Among the many issues to examine, Sklar noted, the task force will explore whether there should be a statewide inspection and certification requirement and what that inspection will entail. Currently, the 40-year inspection is on the books only for Miami-Dade and Broward counties. 

“But why is it 40 years and not 30 or 20? And why only for these counties?” he asked, adding that the current inspection includes little specificity in regard to what “structure” even encompasses. 

He agrees with Heuson regarding the challenges that condo associations face when they must decide to self-tax by levying special assessments—from owners who sometimes live elsewhere and rent out their units—or who are simply reluctant or unable to pay for needed repairs. 

“Overwhelmingly, people who volunteer to serve on these boards are serving for the right reasons—they care about their neighbors and their communities, and they want well-maintained buildings,” Sklar said. “But they also don’t want to unnecessarily incur substantial assessments which affect them financially. There’s an inherent conflict.”

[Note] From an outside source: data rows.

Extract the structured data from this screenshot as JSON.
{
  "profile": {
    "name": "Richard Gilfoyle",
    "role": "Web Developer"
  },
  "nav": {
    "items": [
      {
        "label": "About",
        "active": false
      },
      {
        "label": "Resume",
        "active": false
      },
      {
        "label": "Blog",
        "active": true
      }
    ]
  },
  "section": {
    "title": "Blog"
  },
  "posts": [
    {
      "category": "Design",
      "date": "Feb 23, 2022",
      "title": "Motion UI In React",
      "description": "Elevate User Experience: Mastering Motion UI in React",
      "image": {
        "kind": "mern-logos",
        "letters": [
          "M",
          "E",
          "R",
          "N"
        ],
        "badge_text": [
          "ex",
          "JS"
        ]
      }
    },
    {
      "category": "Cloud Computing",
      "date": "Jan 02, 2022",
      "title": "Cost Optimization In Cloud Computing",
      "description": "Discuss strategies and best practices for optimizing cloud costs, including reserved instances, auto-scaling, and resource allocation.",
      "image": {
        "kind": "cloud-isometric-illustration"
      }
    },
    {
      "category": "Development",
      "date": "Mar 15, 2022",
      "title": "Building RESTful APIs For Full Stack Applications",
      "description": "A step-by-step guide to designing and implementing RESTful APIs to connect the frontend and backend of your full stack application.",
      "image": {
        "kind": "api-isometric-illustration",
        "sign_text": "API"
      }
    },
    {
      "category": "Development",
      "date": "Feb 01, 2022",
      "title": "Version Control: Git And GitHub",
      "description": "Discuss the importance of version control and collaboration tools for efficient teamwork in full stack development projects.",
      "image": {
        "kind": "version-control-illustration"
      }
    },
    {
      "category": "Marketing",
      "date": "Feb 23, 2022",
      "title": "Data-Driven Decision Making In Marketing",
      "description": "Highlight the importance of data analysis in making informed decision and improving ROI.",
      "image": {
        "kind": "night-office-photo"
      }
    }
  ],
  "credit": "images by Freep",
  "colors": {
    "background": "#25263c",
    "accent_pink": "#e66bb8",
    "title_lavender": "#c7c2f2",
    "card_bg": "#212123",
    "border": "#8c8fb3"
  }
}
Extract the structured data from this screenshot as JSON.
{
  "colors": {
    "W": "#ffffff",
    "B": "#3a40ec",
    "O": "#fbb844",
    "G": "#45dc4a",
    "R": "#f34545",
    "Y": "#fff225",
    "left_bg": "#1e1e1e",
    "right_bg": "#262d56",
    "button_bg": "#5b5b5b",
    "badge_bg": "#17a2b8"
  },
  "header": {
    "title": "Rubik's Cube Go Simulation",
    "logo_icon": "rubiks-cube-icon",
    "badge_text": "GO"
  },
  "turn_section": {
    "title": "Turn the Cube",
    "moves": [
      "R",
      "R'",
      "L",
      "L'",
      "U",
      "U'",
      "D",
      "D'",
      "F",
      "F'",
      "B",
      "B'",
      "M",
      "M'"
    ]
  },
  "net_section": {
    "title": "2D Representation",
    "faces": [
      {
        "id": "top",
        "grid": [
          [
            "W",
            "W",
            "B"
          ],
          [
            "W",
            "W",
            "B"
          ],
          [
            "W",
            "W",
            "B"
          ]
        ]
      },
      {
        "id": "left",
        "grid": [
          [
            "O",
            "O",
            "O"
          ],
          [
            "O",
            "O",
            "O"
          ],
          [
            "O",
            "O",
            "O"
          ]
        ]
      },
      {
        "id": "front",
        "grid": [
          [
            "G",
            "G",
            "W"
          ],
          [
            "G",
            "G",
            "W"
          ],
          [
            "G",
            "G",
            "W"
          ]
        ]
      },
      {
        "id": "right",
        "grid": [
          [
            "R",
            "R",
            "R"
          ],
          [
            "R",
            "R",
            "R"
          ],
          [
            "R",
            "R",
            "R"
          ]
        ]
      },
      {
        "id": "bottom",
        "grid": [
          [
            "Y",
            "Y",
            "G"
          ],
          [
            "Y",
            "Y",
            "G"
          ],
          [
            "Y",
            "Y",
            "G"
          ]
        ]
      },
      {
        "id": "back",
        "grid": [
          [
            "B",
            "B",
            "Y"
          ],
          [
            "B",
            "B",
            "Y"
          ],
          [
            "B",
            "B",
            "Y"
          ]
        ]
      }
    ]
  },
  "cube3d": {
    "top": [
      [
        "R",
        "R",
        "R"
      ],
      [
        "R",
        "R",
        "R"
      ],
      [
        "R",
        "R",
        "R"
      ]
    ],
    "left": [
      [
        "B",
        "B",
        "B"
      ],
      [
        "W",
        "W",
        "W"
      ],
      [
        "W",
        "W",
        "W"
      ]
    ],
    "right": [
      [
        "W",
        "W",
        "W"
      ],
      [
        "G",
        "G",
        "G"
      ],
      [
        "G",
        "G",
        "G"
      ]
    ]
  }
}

He outlined the scenario of a board, having received a report produced by a qualified third-party consultant, a licensed structural engineer or other appropriate professional, that calls for substantial repairs and having then to go to its membership to say that they must spend X millions or tens of millions of dollars to bring the building back up to the condition that is recommended by the professional.

“That board is not going to be very popular with the membership,” he said, emphasizing, “I am not suggesting that is a reason not to do what must be done for the life safety of all residents.” 

Generating these reserves to pay for large repairs are at the heart of the dilemma. In the case of Champlain Towers South, for example, the association had $777,000 in reserves—and faced repairs estimated at $16.2 million, according to media reports. 

“One thing that we should talk about is whether these types of reserves, which finance repair or reinforcement of concrete or rebar, are essentially for infrastructure and so should be eligible for federal or state subsidies,”  Sklar said. “Or, that say, Ms. Jones, who’s 80 and doesn’t have $50,000-$100,000 to pay the assessment, may be eligible for a 30-year note that lends her the money at a lower or no-interest rate.” 

He referred to the debate in Washington regarding the infrastructure plan before Congress. 

“When one lives in a building, albeit a private building, and the concrete and rebar that supports that high-rise is compromised—is that not a form of deteriorating infrastructure?” Sklar asked. “I don’t have the answer, but I pose the question regarding the possibility of government-subsidized or government-guaranteed assured financing to assure that we’ve achieved a base level standard of infrastructure in the form of buildings that do not collapse.” 

Sklar said that he believes that the vast majority of condo buildings are well-maintained, do not have water intrusion, and are well run by their boards and associations. 

“But to the extent that we don’t know, to the extent that there is not a uniform method of inspection and disclosure, we need to know—because there are gaps,” noted Sklar, who is also the director of the law school’s Ralph E. Boyer Institute on Condominium and Cluster Development, a two-day workshop that takes place in West Palm Beach in early October.

Sklar recognized that the task force has a colossal charge in terms of assessing the existing law and policy. 

“The task force is not investigating what occurred at Surfside, but we’re seeing what the contributing factors may have been,” he added. “We’re looking at those under a microscope given the current laws of Florida and seeing where we can fill in to prevent this horrific tragedy from occurring again.”